Considérée comme « Miami du Vietnam », la station balnéaire de Nha Trang est un cas d’école au niveau du tourisme durable. Jadis un paradis réservé à une élite, l’accès à ses plages immaculées s’est démocratisé drastiquement en 15 ans. À cause d’une gestion maladroite des autorités locales, le joyau touristique s’est dégradé d’une manière vertigineuse. C’est devenu un terrain de combat sans merci entre les groupes capitalistes. La population locale est la seule victime qui subit toutes les conséquences. Hormis une pollution catastrophique, le fossé social se creuse entre les habitants et les touristes. C’est le seul endroit au Vietnam où on peut parler de la ségrégation raciale.

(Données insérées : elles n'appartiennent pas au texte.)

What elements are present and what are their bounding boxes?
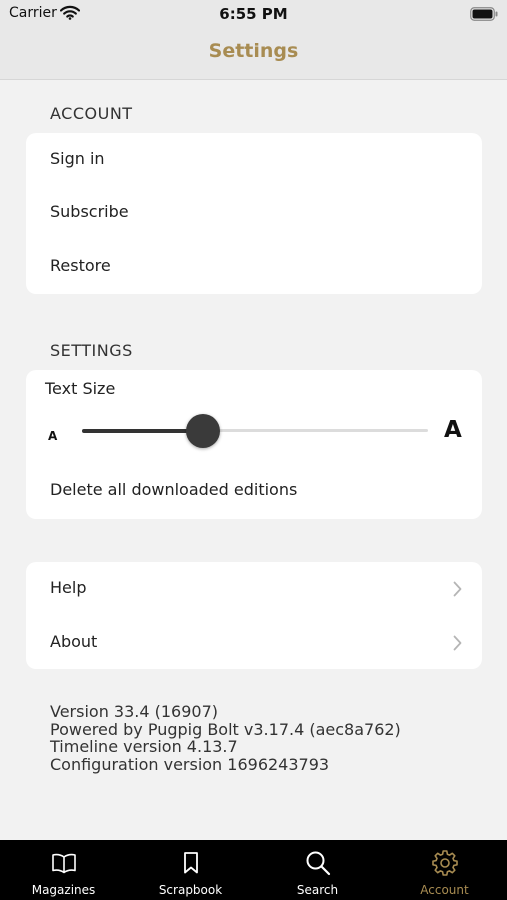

Zoom sur l’excès du développement anarchique du tourisme
En 2003, Nha Trang fut sélectionnée dans le Club des plus belles baies au monde. Au lieu de préserver sa beauté, les autorités locales ont profité de la notoriété du label pour valider à l’aveugle des projets de construction tous azimuts. Dans un pays où la corruption est la monnaie courante, l’immobilier est le raccourci pour devenir riche. Cet immobilier sert à augmenter le parc hôtelier dans le but d’accueillir massivement des touristes. La situation a tellement dérapé que Nha Trang fut pointée du doigt par National Geographic comme la pire plage au monde. La descente à l’enfer s’explique par l’incapacité à gérer le flux touristique accru.
Aviation comme moteur de croissance
Pour expliquer le désastre, il faut chercher dans l’évolution du transport aérien. C’est précisément l’accessibilité des vols qui facilite la venue des hordes de touristes. L’accès se traduit à la fois par la rotation des vols charter internationaux et la montée en puissance des compagnies low cost.
Les vols charters viennent essentiellement de la Russie et de la Chine. Pour les villes comme Moscou, Vladivostok, Novossibirsk et Ekaterinbourg, la rotation peut aller jusqu’à 21 vols par semaine en haute saison. Chaque vol peut transporter 200 passagers russes. Idem pour China Southern Airlines qui a ouvert des vols directs depuis de nombreuses villes provinciales chinoises. Ce mouvement a décollé à partir de 2010
Pour stimuler la demande domestique, les vols directs vers Nha Trang se sont multipliés aussi. La raison principale est liée à l’émergence de la classe moyenne vietnamienne. À l’instar de Ryanair et Easy Jet, les homologues vietnamiens se dépêchent à s’emparer du ciel rapidement. Les compagnies low cost comme Vietjet Air, Jetstar Pacific et Bamboo Airways sont nées exprès pour combler la demande. Vietjet Air est la plus agressive. Celle-ci propose souvent des promotions hallucinantes pour 5 USD !
Invasion des touristes
Grâce à la démocratisation des vols, le trafic touristique est soudainement boosté. En revanche, les infrastructures de Nha Trang ne sont pas prêtes pour absorber le raz de marée humain. C’est le déclencheur du tourisme de masse
Depuis l’arrivée des vols low cost en 2008, le nombre de touristes ne cesse de croître. En 9 ans, le volume est multiplié par 6. Avec un climat clément toute l’année, Nha Trang est toujours en haute saison, mais avec les différences. Durant la période entre novembre et mars, les plages sont bondées de touristes russes. Pendant les 3 mois d’été, c’est les vacances pour les Vietnamiens.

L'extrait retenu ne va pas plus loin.